You know how the COVID pandemic didn’t cause race relations to deteriorate or Christians to stop going to church or this nation’s politics to irreversibly polarize or the culture to sink into depression or the world to go off the rails, it just sped up the process of what was already happening? It’s happened with our Bible reading, too. Or, I should say, it’s happening. It’s been happening consistently for quite some time. And now it’s happened even faster.

According to the American Bible Society, roughly 50-percent of all American adults reported opening Scripture at least three times a year every single year between 2011 and 2021. Half the country’s population was reading the Bible at least three times a year. For more than a decade, that number didn’t really fluctuate. Until 2022. The number dropped dramatically last year to 39-percent.

That means about 26-million Americans who had always read their Bibles stopped reading the Bible last year.

According to the same research, more than half of all U.S. residents say they wish they read the Bible more. If you are one of those people who don’t read the Bible anymore, may I encourage you to pick it up? Today?

The Bible is the one true eternal Story of God through which we view the untruths of the culture and the world that’s eating us up alive. The Bible reminds us of who we are and to whom we belong, who’s really in control, and where all this is ultimately headed. Spending time in the Story, hearing the Voice, ingesting the Way, the Truth, and the Life into our hearts and minds and souls, helps us keep things straight.

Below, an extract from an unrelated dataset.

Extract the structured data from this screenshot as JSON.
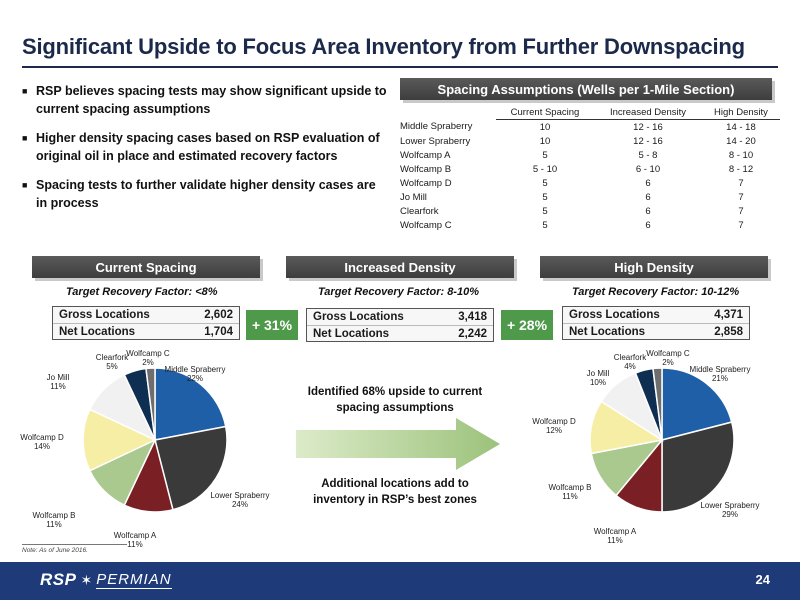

Start with a Gospel and read it out loud. I would suggest beginning with Mark or John. Read it out loud between now and Sunday. Two or three times each day, two or three chapters out loud each time, so that you’ve read one  of the Gospels out loud before the end of the week. Do that with all four Gospels over the next month and feel God’s Spirit changing you. Hear the Voice of the Lord speaking directly into your heart. Experience the Truth getting inside your blood and bones. Embrace the peace that surpasses all understanding.

Read your Bible. I know you want to. So just do it.